Distância entre insumo e usina afeta biodiesel

06/08/2008

Distância entre insumo e usina afeta biodiesel

 

Da forma que está estruturada a cadeia produtiva dos biocombustíveis, com as usinas estando distantes das regiões produtoras de matéria-prima, o Brasil corre o risco de gastar uma imensa quantidade de óleo diesel para produzir biodiesel, o que seria um contrasenso econômico e ambiental.

A avaliação é de Décio Gazzonni, pesquisador da Empresa Brasileira de Pesquisa Agropecuária (Embrapa) e um dos palestrantes do III Congresso Brasileiro de Mamona (CBM), que está acontecendo em Salvador desde segunda e será encerrado amanhã.

“Na Bahia, a usina inaugurada pela Petrobras em Candeias, na semana passada, está numa área onde não se plantam as principais matérias-primas, como mamona, algodão e soja, cujas produções estão na região de Irecê e no oeste. Tal situação demanda o transporte desse material por caminhões à base de óleo diesel”, destacou Gazzonni, salientando que o problema seria o mesmo caso a usina fosse implantada nessas regiões. “Como o mercado consumidor está no litoral, o biodiesel também teria que ser transportado para cá. O problema é de logística”, disse.

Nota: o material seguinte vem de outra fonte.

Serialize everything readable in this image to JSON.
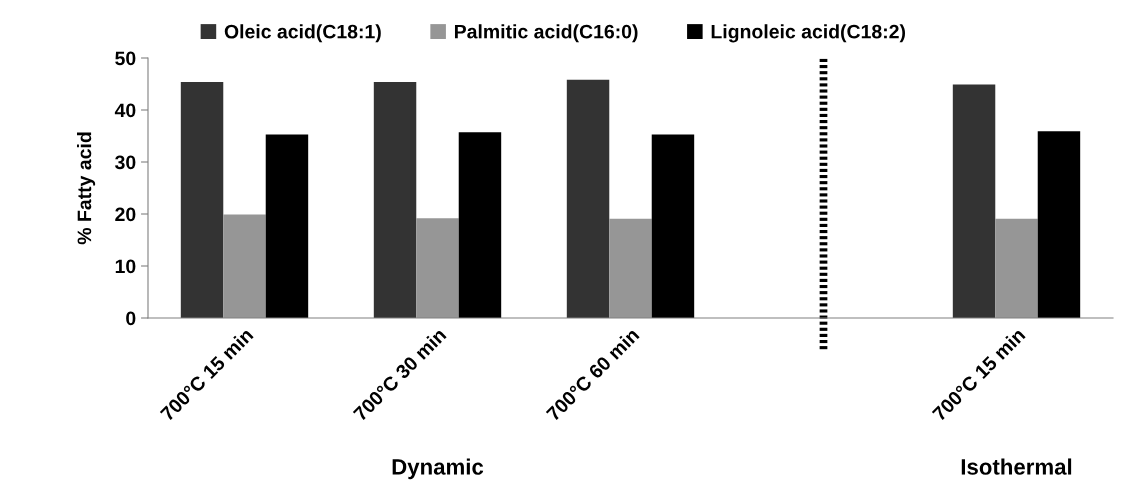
{
  "chart_data": {
    "type": "bar",
    "ylabel": "% Fatty acid",
    "categories": [
      "700°C 15 min",
      "700°C 30 min",
      "700°C 60 min",
      null,
      "700°C 15 min"
    ],
    "series": [
      {
        "name": "Oleic acid(C18:1)",
        "color": "#333333",
        "values": [
          45.4,
          45.4,
          45.8,
          null,
          44.9
        ]
      },
      {
        "name": "Palmitic acid(C16:0)",
        "color": "#969696",
        "values": [
          19.9,
          19.2,
          19.1,
          null,
          19.1
        ]
      },
      {
        "name": "Lignoleic acid(C18:2)",
        "color": "#000000",
        "values": [
          35.3,
          35.7,
          35.3,
          null,
          35.9
        ]
      }
    ],
    "ylim": [
      0,
      50
    ],
    "yticks": [
      0,
      10,
      20,
      30,
      40,
      50
    ],
    "grid": false,
    "legend": "top",
    "annotations": [
      "Dynamic",
      "Isothermal"
    ]
  }
}
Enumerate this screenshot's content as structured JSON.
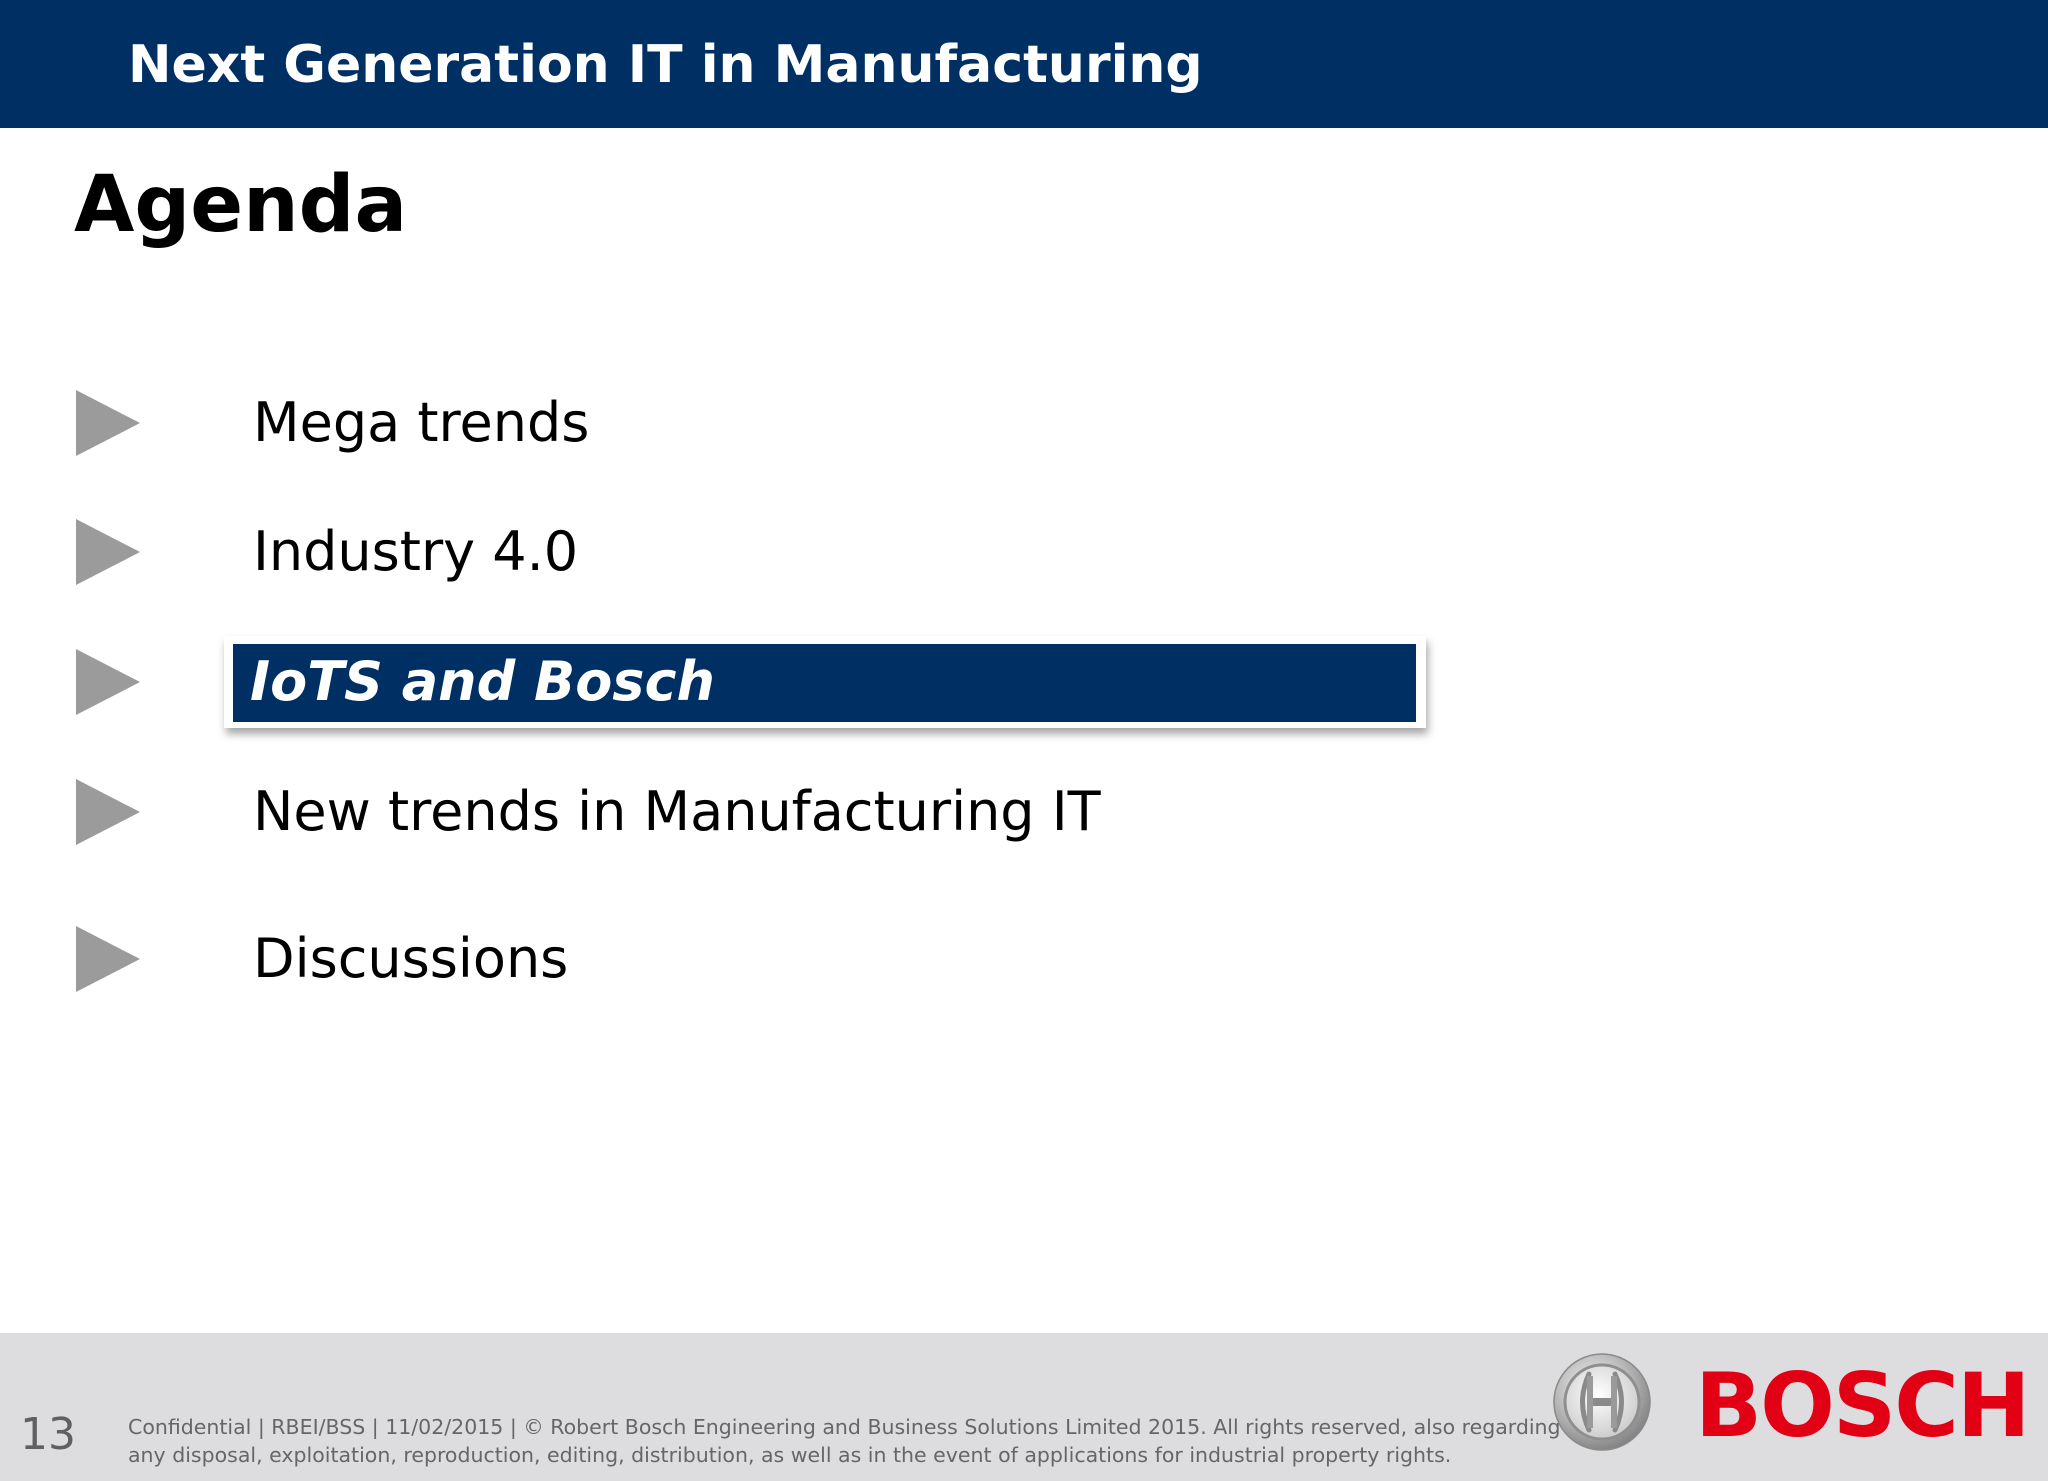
{
  "header": {
    "title": "Next Generation IT in Manufacturing"
  },
  "slide": {
    "title": "Agenda"
  },
  "agenda": {
    "items": [
      {
        "label": "Mega trends",
        "active": false
      },
      {
        "label": "Industry 4.0",
        "active": false
      },
      {
        "label": "IoTS and Bosch",
        "active": true
      },
      {
        "label": "New trends in Manufacturing IT",
        "active": false
      },
      {
        "label": "Discussions",
        "active": false
      }
    ],
    "bullet_icon": "triangle-right-icon",
    "bullet_color": "#9b9b9b",
    "active_color": "#002f64"
  },
  "footer": {
    "page_number": "13",
    "line1": "Confidential  | RBEI/BSS | 11/02/2015 | ©  Robert Bosch Engineering and Business Solutions Limited 2015. All rights reserved, also regarding",
    "line2": "any disposal, exploitation, reproduction, editing, distribution, as well as in the event of applications for industrial property rights."
  },
  "brand": {
    "wordmark": "BOSCH",
    "logo_icon": "bosch-armature-icon",
    "primary_color": "#002f64",
    "wordmark_color": "#e20015"
  }
}
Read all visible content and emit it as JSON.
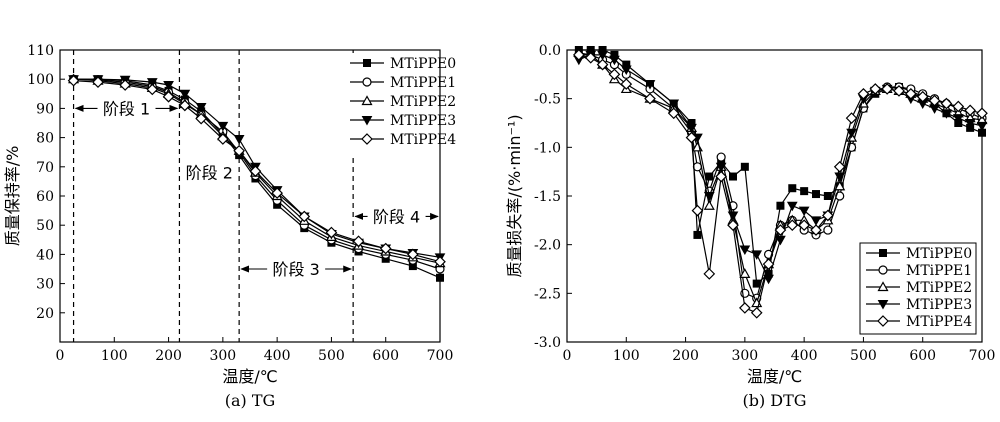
{
  "chart_data": [
    {
      "type": "line",
      "caption": "(a) TG",
      "xlabel": "温度/℃",
      "ylabel": "质量保持率/%",
      "xlim": [
        0,
        700
      ],
      "ylim": [
        10,
        110
      ],
      "xticks": [
        0,
        100,
        200,
        300,
        400,
        500,
        600,
        700
      ],
      "yticks": [
        20,
        30,
        40,
        50,
        60,
        70,
        80,
        90,
        100,
        110
      ],
      "legend_position": "top-right",
      "grid": false,
      "stage_lines_x": [
        25,
        220,
        330,
        540
      ],
      "stages": [
        {
          "label": "阶段 1",
          "x_from": 25,
          "x_to": 220,
          "y": 90
        },
        {
          "label": "阶段 2",
          "x_from": 220,
          "x_to": 330,
          "y": 68
        },
        {
          "label": "阶段 3",
          "x_from": 330,
          "x_to": 540,
          "y": 35
        },
        {
          "label": "阶段 4",
          "x_from": 540,
          "x_to": 700,
          "y": 53
        }
      ],
      "series": [
        {
          "name": "MTiPPE0",
          "marker": "square",
          "x": [
            25,
            70,
            120,
            170,
            200,
            230,
            260,
            300,
            330,
            360,
            400,
            450,
            500,
            550,
            600,
            650,
            700
          ],
          "y": [
            100,
            100,
            99.5,
            98,
            96,
            93,
            89,
            81,
            74,
            66,
            57,
            49,
            44,
            41,
            38.5,
            36,
            32
          ]
        },
        {
          "name": "MTiPPE1",
          "marker": "circle",
          "x": [
            25,
            70,
            120,
            170,
            200,
            230,
            260,
            300,
            330,
            360,
            400,
            450,
            500,
            550,
            600,
            650,
            700
          ],
          "y": [
            100,
            99.8,
            99,
            97.5,
            95.5,
            92,
            88,
            82,
            75,
            67,
            58.5,
            50,
            45,
            42,
            40,
            38,
            35
          ]
        },
        {
          "name": "MTiPPE2",
          "marker": "triangle-up",
          "x": [
            25,
            70,
            120,
            170,
            200,
            230,
            260,
            300,
            330,
            360,
            400,
            450,
            500,
            550,
            600,
            650,
            700
          ],
          "y": [
            100,
            99.5,
            98.5,
            97,
            95,
            91.5,
            88,
            80.5,
            75.5,
            68,
            60,
            51.5,
            46,
            43,
            41,
            39,
            37
          ]
        },
        {
          "name": "MTiPPE3",
          "marker": "triangle-down",
          "x": [
            25,
            70,
            120,
            170,
            200,
            230,
            260,
            300,
            330,
            360,
            400,
            450,
            500,
            550,
            600,
            650,
            700
          ],
          "y": [
            100,
            100,
            99.8,
            99,
            98,
            95,
            90.5,
            84,
            79.5,
            70,
            62,
            53,
            47,
            44,
            42,
            40.5,
            39
          ]
        },
        {
          "name": "MTiPPE4",
          "marker": "diamond",
          "x": [
            25,
            70,
            120,
            170,
            200,
            230,
            260,
            300,
            330,
            360,
            400,
            450,
            500,
            550,
            600,
            650,
            700
          ],
          "y": [
            99.5,
            99,
            98,
            96.5,
            94,
            91,
            86.5,
            79.5,
            75.5,
            68.5,
            61,
            53,
            47.5,
            44.5,
            42,
            40,
            37.5
          ]
        }
      ]
    },
    {
      "type": "line",
      "caption": "(b) DTG",
      "xlabel": "温度/℃",
      "ylabel": "质量损失率/(%·min⁻¹)",
      "xlim": [
        0,
        700
      ],
      "ylim": [
        -3.0,
        0.0
      ],
      "xticks": [
        0,
        100,
        200,
        300,
        400,
        500,
        600,
        700
      ],
      "yticks": [
        0.0,
        -0.5,
        -1.0,
        -1.5,
        -2.0,
        -2.5,
        -3.0
      ],
      "legend_position": "bottom-right",
      "grid": false,
      "series": [
        {
          "name": "MTiPPE0",
          "marker": "square",
          "x": [
            20,
            40,
            60,
            80,
            100,
            140,
            180,
            210,
            220,
            240,
            260,
            280,
            300,
            320,
            340,
            360,
            380,
            400,
            420,
            440,
            460,
            480,
            500,
            520,
            540,
            560,
            580,
            600,
            620,
            640,
            660,
            680,
            700
          ],
          "y": [
            0,
            0,
            0,
            -0.05,
            -0.15,
            -0.35,
            -0.55,
            -0.75,
            -1.9,
            -1.3,
            -1.15,
            -1.3,
            -1.2,
            -2.4,
            -2.3,
            -1.6,
            -1.42,
            -1.45,
            -1.48,
            -1.5,
            -1.4,
            -1.0,
            -0.6,
            -0.45,
            -0.4,
            -0.38,
            -0.42,
            -0.48,
            -0.55,
            -0.65,
            -0.75,
            -0.8,
            -0.85
          ]
        },
        {
          "name": "MTiPPE1",
          "marker": "circle",
          "x": [
            20,
            40,
            60,
            80,
            100,
            140,
            180,
            210,
            220,
            240,
            260,
            280,
            300,
            320,
            340,
            360,
            380,
            400,
            420,
            440,
            460,
            480,
            500,
            520,
            540,
            560,
            580,
            600,
            620,
            640,
            660,
            680,
            700
          ],
          "y": [
            -0.05,
            -0.05,
            -0.1,
            -0.15,
            -0.25,
            -0.4,
            -0.6,
            -0.85,
            -1.2,
            -1.45,
            -1.1,
            -1.6,
            -2.5,
            -2.55,
            -2.1,
            -1.8,
            -1.75,
            -1.85,
            -1.9,
            -1.85,
            -1.5,
            -1.0,
            -0.6,
            -0.42,
            -0.38,
            -0.38,
            -0.4,
            -0.45,
            -0.5,
            -0.55,
            -0.6,
            -0.65,
            -0.7
          ]
        },
        {
          "name": "MTiPPE2",
          "marker": "triangle-up",
          "x": [
            20,
            40,
            60,
            80,
            100,
            140,
            180,
            210,
            220,
            240,
            260,
            280,
            300,
            320,
            340,
            360,
            380,
            400,
            420,
            440,
            460,
            480,
            500,
            520,
            540,
            560,
            580,
            600,
            620,
            640,
            660,
            680,
            700
          ],
          "y": [
            -0.03,
            -0.05,
            -0.15,
            -0.3,
            -0.4,
            -0.5,
            -0.6,
            -0.8,
            -1.0,
            -1.6,
            -1.2,
            -1.75,
            -2.3,
            -2.6,
            -2.2,
            -1.8,
            -1.75,
            -1.75,
            -1.85,
            -1.75,
            -1.4,
            -0.9,
            -0.55,
            -0.42,
            -0.4,
            -0.42,
            -0.45,
            -0.5,
            -0.55,
            -0.6,
            -0.65,
            -0.7,
            -0.72
          ]
        },
        {
          "name": "MTiPPE3",
          "marker": "triangle-down",
          "x": [
            20,
            40,
            60,
            80,
            100,
            140,
            180,
            210,
            220,
            240,
            260,
            280,
            300,
            320,
            340,
            360,
            380,
            400,
            420,
            440,
            460,
            480,
            500,
            520,
            540,
            560,
            580,
            600,
            620,
            640,
            660,
            680,
            700
          ],
          "y": [
            -0.1,
            -0.05,
            -0.05,
            -0.1,
            -0.2,
            -0.35,
            -0.55,
            -0.8,
            -0.9,
            -1.5,
            -1.2,
            -1.7,
            -2.05,
            -2.1,
            -2.35,
            -1.95,
            -1.6,
            -1.65,
            -1.75,
            -1.7,
            -1.3,
            -0.85,
            -0.5,
            -0.42,
            -0.4,
            -0.42,
            -0.5,
            -0.55,
            -0.6,
            -0.65,
            -0.7,
            -0.75,
            -0.78
          ]
        },
        {
          "name": "MTiPPE4",
          "marker": "diamond",
          "x": [
            20,
            40,
            60,
            80,
            100,
            140,
            180,
            210,
            220,
            240,
            260,
            280,
            300,
            320,
            340,
            360,
            380,
            400,
            420,
            440,
            460,
            480,
            500,
            520,
            540,
            560,
            580,
            600,
            620,
            640,
            660,
            680,
            700
          ],
          "y": [
            -0.05,
            -0.08,
            -0.15,
            -0.25,
            -0.35,
            -0.5,
            -0.65,
            -0.9,
            -1.65,
            -2.3,
            -1.3,
            -1.8,
            -2.65,
            -2.7,
            -2.2,
            -1.85,
            -1.8,
            -1.8,
            -1.85,
            -1.7,
            -1.2,
            -0.7,
            -0.45,
            -0.4,
            -0.4,
            -0.42,
            -0.45,
            -0.48,
            -0.52,
            -0.55,
            -0.58,
            -0.62,
            -0.65
          ]
        }
      ]
    }
  ]
}
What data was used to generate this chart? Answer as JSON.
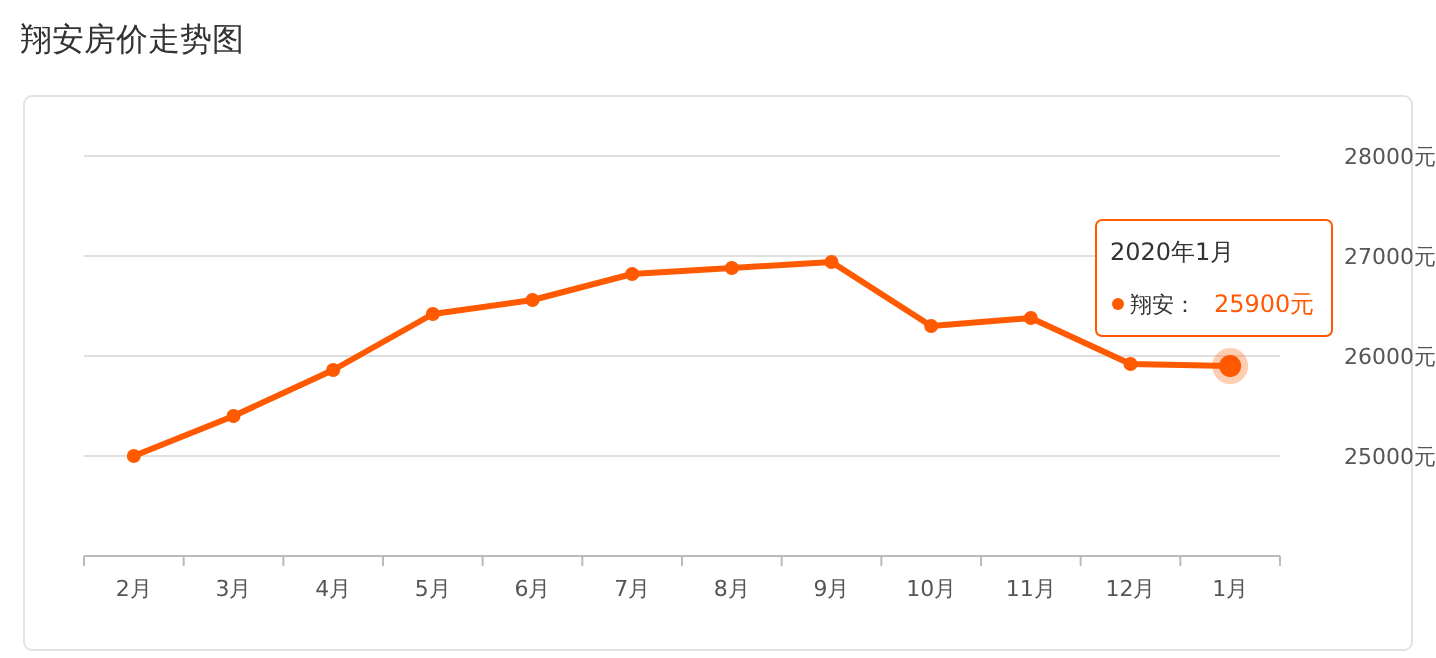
{
  "chart_data": {
    "type": "line",
    "title": "翔安房价走势图",
    "categories": [
      "2月",
      "3月",
      "4月",
      "5月",
      "6月",
      "7月",
      "8月",
      "9月",
      "10月",
      "11月",
      "12月",
      "1月"
    ],
    "series": [
      {
        "name": "翔安：",
        "color": "#ff5a00",
        "values": [
          25000,
          25400,
          25860,
          26420,
          26560,
          26820,
          26880,
          26940,
          26300,
          26380,
          25920,
          25900
        ],
        "value_labels": [
          null,
          null,
          null,
          null,
          null,
          null,
          null,
          null,
          null,
          null,
          null,
          "25900元"
        ]
      }
    ],
    "ylim": [
      24000,
      28000
    ],
    "yticks": [
      {
        "value": 24000,
        "label": null
      },
      {
        "value": 25000,
        "label": "25000元"
      },
      {
        "value": 26000,
        "label": "26000元"
      },
      {
        "value": 27000,
        "label": "27000元"
      },
      {
        "value": 28000,
        "label": "28000元"
      }
    ],
    "annotations": [
      "2020年1月"
    ],
    "grid": "y",
    "marker": "circle",
    "line_style": "solid"
  }
}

Outro problema indicado pelo pesquisador refere-se à baixa produtividade da lavoura.

Segundo a Embrapa, a Bahia é o maior produtor nacional de mamona, com 141 mil hectares de área plantada dos 154 mil hectares voltados para a mamona no Brasil. “Apesar disso, hoje, a produção é de no máximo 700 quilos de mamona por hectare, quando o ideal para se garantir a rentabilidade seria de 2,5 a três 3 toneladas por hectare. “Só assim, o pequeno produtor poderia obter vantagem com a mamona e, realmente, ter condições de se inserir na cadeia produtiva”,afirmou Gazzonni, ressaltando que o cenário derruba inclusive o alarde em torno da resolução da Agência Nacional do Petróleo, Gás e Biocombustíveis (ANP), estabelecendo que a mamona não é indicada para ser utilizada pura na fabricação de biodiesel. “Nos parâmetros da produção atual, de modo algum seria possível suprir a indústria do biodiesel apenas com mamona”, enfatizou.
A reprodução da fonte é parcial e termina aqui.